AgentSploit, a new open-source security framework, addresses a critical gap in enterprise AI security by providing the first purpose-built testing platform for LLM agents and Model Context Protocol (MCP) servers. Created for red teamers, security researchers, and product security teams, the framework detects vulnerabilities that legacy tools like Burp Suite, ZAP, and Semgrep cannot identify in the agentic attack surface.

The framework ships with 11 specialized modules covering novel attack vectors inherent to agent-based AI systems: tool description hijacking, indirect prompt injection via untrusted content (PDFs, web pages, calendar invites, tickets), privilege escalation through chained tool calls, and memory/context poisoning across sessions. Each module includes bundled vulnerable fixtures, allowing security teams to learn and test in training mode without API keys.

As Fortune 500 companies rapidly deploy LLM agents and MCP servers in 2026, AgentSploit's permission graph mapper (analogous to BloodHound for Active Directory) and multi-format payload generators provide systematic vulnerability assessment. The tool is available via pip and includes strict authorization requirements—mandating written permission before scanning any non-owned target.
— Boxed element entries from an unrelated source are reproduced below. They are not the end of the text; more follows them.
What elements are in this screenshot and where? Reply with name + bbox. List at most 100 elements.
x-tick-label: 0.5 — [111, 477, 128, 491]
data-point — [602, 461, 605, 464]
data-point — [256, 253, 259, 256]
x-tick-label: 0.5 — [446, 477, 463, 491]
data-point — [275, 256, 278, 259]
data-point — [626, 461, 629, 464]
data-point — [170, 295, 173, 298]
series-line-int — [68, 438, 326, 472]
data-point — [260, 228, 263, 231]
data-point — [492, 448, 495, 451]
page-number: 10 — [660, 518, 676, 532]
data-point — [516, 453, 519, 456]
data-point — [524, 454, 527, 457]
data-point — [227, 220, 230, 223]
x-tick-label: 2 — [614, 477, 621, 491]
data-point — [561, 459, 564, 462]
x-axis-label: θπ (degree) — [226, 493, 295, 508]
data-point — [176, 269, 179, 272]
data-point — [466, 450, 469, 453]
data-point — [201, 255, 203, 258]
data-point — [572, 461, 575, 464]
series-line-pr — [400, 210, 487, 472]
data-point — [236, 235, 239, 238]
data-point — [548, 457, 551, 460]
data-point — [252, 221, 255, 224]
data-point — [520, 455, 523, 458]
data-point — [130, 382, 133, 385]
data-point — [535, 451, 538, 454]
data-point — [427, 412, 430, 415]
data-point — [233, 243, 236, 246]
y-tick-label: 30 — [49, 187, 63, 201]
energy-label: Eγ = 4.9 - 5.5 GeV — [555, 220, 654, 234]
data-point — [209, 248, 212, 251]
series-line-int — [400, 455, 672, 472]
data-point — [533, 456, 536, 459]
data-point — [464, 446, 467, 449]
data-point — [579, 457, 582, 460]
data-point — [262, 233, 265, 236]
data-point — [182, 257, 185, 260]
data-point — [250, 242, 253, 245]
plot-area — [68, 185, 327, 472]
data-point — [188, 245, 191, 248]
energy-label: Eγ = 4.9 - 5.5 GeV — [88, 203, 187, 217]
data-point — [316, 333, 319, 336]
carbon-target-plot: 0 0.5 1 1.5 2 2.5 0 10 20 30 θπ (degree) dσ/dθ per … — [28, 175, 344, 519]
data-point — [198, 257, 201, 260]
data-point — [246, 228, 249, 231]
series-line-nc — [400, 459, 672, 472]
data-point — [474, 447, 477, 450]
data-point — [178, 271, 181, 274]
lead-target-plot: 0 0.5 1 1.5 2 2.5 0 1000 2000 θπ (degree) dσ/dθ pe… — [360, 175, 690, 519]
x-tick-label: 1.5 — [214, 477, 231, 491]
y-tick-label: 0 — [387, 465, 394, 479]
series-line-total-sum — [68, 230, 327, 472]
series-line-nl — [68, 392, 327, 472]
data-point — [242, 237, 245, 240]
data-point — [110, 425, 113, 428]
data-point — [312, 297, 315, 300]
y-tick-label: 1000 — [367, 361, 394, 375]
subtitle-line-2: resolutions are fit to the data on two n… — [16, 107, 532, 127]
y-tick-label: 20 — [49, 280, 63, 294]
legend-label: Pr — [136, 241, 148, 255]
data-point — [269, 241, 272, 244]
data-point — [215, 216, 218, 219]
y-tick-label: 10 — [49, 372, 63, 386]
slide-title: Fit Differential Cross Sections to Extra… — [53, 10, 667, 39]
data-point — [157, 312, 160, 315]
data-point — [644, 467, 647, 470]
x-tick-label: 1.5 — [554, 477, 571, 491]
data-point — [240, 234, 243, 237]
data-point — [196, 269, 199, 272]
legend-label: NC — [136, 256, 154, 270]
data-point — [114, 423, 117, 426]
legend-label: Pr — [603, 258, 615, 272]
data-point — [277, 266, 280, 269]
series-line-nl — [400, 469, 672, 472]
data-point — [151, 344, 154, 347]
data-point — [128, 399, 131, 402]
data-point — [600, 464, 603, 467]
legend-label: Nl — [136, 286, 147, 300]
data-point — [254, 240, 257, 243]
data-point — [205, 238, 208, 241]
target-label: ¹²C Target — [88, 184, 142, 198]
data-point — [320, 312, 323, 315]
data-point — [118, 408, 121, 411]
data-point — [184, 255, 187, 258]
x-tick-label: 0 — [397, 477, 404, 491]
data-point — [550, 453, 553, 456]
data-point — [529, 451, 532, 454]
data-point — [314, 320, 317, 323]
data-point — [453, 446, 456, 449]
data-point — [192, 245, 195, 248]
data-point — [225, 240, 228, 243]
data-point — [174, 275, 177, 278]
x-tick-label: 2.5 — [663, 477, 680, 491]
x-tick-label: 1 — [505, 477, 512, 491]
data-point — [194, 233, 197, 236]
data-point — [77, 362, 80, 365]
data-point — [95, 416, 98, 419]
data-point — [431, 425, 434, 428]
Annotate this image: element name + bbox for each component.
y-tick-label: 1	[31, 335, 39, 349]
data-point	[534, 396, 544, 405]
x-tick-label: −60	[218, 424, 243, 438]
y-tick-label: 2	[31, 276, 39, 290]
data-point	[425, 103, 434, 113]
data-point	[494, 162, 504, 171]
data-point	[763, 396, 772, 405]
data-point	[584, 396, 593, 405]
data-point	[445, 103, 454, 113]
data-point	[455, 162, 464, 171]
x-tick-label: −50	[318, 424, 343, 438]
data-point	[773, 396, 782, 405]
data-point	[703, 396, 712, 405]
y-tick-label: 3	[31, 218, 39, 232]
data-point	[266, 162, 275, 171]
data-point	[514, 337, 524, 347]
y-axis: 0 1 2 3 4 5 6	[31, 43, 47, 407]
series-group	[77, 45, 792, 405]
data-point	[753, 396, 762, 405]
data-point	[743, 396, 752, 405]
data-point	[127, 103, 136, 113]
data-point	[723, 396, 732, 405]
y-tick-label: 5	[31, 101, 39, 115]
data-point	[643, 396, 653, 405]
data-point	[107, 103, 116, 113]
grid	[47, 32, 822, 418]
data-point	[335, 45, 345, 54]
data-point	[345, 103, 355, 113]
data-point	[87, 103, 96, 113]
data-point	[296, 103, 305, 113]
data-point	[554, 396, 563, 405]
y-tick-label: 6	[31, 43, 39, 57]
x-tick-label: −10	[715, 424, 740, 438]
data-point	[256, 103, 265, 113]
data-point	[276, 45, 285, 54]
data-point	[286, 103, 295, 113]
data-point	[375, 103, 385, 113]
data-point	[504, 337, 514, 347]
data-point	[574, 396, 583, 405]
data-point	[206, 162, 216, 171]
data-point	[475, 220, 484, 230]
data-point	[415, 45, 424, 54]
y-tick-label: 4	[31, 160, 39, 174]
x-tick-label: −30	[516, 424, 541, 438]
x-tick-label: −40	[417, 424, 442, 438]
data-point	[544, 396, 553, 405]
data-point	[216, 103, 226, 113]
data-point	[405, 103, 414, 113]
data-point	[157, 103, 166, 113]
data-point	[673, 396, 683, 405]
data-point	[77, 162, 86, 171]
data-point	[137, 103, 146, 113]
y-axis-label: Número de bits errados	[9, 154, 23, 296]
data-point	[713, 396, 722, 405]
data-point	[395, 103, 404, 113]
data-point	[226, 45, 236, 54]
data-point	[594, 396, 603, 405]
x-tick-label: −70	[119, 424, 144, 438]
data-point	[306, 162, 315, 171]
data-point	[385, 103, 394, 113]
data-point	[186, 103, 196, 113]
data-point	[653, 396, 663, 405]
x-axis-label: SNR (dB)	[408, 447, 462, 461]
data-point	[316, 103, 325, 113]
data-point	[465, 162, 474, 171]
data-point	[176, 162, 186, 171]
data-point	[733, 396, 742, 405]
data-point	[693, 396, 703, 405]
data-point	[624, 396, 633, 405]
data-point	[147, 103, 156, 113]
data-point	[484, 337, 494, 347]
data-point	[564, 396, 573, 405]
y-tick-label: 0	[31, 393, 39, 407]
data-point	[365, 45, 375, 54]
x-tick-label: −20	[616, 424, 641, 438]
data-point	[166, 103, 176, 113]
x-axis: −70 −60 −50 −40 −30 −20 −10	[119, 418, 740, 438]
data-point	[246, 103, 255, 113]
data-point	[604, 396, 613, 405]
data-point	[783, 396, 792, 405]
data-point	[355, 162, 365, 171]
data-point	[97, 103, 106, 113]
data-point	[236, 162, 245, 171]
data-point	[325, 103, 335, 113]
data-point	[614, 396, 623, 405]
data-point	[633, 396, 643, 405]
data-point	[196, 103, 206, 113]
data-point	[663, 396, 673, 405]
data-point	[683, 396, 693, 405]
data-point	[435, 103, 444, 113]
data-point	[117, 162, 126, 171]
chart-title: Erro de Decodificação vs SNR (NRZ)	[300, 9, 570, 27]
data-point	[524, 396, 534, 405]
  • Open-source design with compliance-first authorization model and training mode for risk-free learning without external API access

Editorial Opinion

AgentSploit's release exposes a critical blind spot in enterprise AI security: traditional permission models and network scanners operate at the wrong abstraction layer for agentic systems. Tool descriptions, context windows, and multi-step reasoning chains create an entirely new attack surface that requires purpose-built instrumentation. The framework's existence is less a celebration of new tooling and more an urgent wake-up call—enterprise security teams deploying agents without this class of assessment are operating in the dark.